Another limitation of our study is that we generated mistakes exclusively for words at least four characters in length. Our results do not have much to say, therefore, about very short words. There were three reasons we eliminated very short words in our study:

  1. Short words are less likely to be misspelled. In a study of spelling error patterns Yannakoudakis and Fawthorp found an error rate of only 1.5% in short words,27 and a study by Pollock and Zamora found a 9.2% error rate in words of three or four letters.26 The list in this study only eliminated words up to three characters. As noted in , the average word length in the log data was seven characters.
  2. Medical terms contain an abundance of acronyms, and many acronyms are very short, such as “aaa” for abdominal aortic aneurysm, “blv” for bovine leucosis virus, and “cjd” for Creutzfeldt-Jakob disease. In fact, MedlinePlus contains 1,587 three-letter words that are entirely alphabetic (hundreds more include digits). Although this accounts for slightly less than 10% of all possible permutations, it is not a complete list of acronyms, and new acronyms are constantly being created. This great number of acronyms makes it ineffective to identify misspellings and make suggestions for very short words.
  3. Short words present a greater challenge to the spelling correction tool. Kukich notes that “short words are more difficult to correct, in part because less intraword contextual information is available to the corrector.”5 In addition, Kukich cites a study by Landauer and Streeter that showed that short words have more nearby neighbors in terms of editing distance, which results in a clouded spelling suggestion list.5,28

Put plainly, context-independent spell checking of three-letter (and shorter) words in the context of medical information retrieval queries is both difficult, due to the unusually large number of short words in close proximity to each other, and relatively unimportant, due to the rare occurrence of misspellings among short words. Nevertheless, the elimination of short words from our study should be noted.

Future Work

Further testing of our method would be appropriate in light of these limitations, perhaps focusing on the impact of word length on spelling correction. The method would also benefit from being tested in different domains or with a list of actual, human-generated misspellings. In addition, several areas could prove fertile ground for further research.
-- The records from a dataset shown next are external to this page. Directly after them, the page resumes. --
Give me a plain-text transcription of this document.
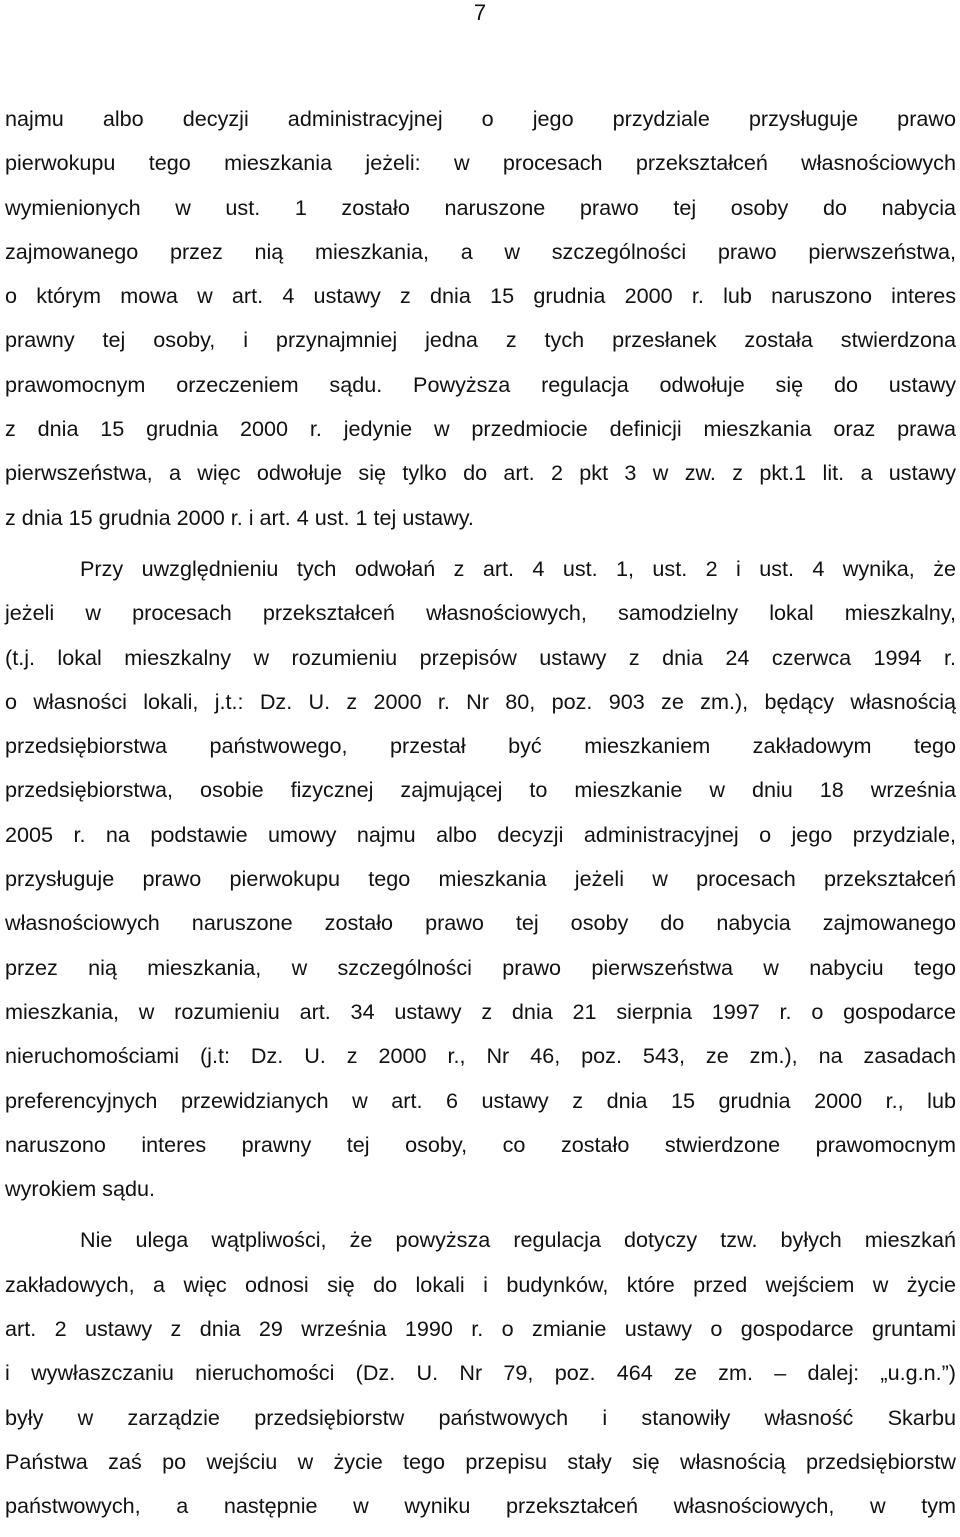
7
najmu albo decyzji administracyjnej o jego przydziale przysługuje prawo
pierwokupu tego mieszkania jeżeli: w procesach przekształceń własnościowych
wymienionych w ust. 1 zostało naruszone prawo tej osoby do nabycia
zajmowanego przez nią mieszkania, a w szczególności prawo pierwszeństwa,
o którym mowa w art. 4 ustawy z dnia 15 grudnia 2000 r. lub naruszono interes
prawny tej osoby, i przynajmniej jedna z tych przesłanek została stwierdzona
prawomocnym orzeczeniem sądu. Powyższa regulacja odwołuje się do ustawy
z dnia 15 grudnia 2000 r. jedynie w przedmiocie definicji mieszkania oraz prawa
pierwszeństwa, a więc odwołuje się tylko do art. 2 pkt 3 w zw. z pkt.1 lit. a ustawy
z dnia 15 grudnia 2000 r. i art. 4 ust. 1 tej ustawy.
Przy uwzględnieniu tych odwołań z art. 4 ust. 1, ust. 2 i ust. 4 wynika, że
jeżeli w procesach przekształceń własnościowych, samodzielny lokal mieszkalny,
(t.j. lokal mieszkalny w rozumieniu przepisów ustawy z dnia 24 czerwca 1994 r.
o własności lokali, j.t.: Dz. U. z 2000 r. Nr 80, poz. 903 ze zm.), będący własnością
przedsiębiorstwa państwowego, przestał być mieszkaniem zakładowym tego
przedsiębiorstwa, osobie fizycznej zajmującej to mieszkanie w dniu 18 września
2005 r. na podstawie umowy najmu albo decyzji administracyjnej o jego przydziale,
przysługuje prawo pierwokupu tego mieszkania jeżeli w procesach przekształceń
własnościowych naruszone zostało prawo tej osoby do nabycia zajmowanego
przez nią mieszkania, w szczególności prawo pierwszeństwa w nabyciu tego
mieszkania, w rozumieniu art. 34 ustawy z dnia 21 sierpnia 1997 r. o gospodarce
nieruchomościami (j.t: Dz. U. z 2000 r., Nr 46, poz. 543, ze zm.), na zasadach
preferencyjnych przewidzianych w art. 6 ustawy z dnia 15 grudnia 2000 r., lub
naruszono interes prawny tej osoby, co zostało stwierdzone prawomocnym
wyrokiem sądu.
Nie ulega wątpliwości, że powyższa regulacja dotyczy tzw. byłych mieszkań
zakładowych, a więc odnosi się do lokali i budynków, które przed wejściem w życie
art. 2 ustawy z dnia 29 września 1990 r. o zmianie ustawy o gospodarce gruntami
i wywłaszczaniu nieruchomości (Dz. U. Nr 79, poz. 464 ze zm. – dalej: „u.g.n.”)
były w zarządzie przedsiębiorstw państwowych i stanowiły własność Skarbu
Państwa zaś po wejściu w życie tego przepisu stały się własnością przedsiębiorstw
państwowych, a następnie w wyniku przekształceń własnościowych, w tym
Phrase-based spelling correction would very likely further improve the results. For example, the existence of the term “myocardial” in the query “myocardial imfraction” should promote the term “infarction” over “infraction” in the suggestion list for the misspelled word in spite of the fact that “infraction” is closer in terms of edit distance. Although queries tend to have only two or three words of context, the words are often significant and highly related terms.

Notes

A one-page abstract that contained early findings from this work appeared in the 2003 AMIA Proceedings

Supported in part by grant R01 LM07222 from the National Library of Medicine.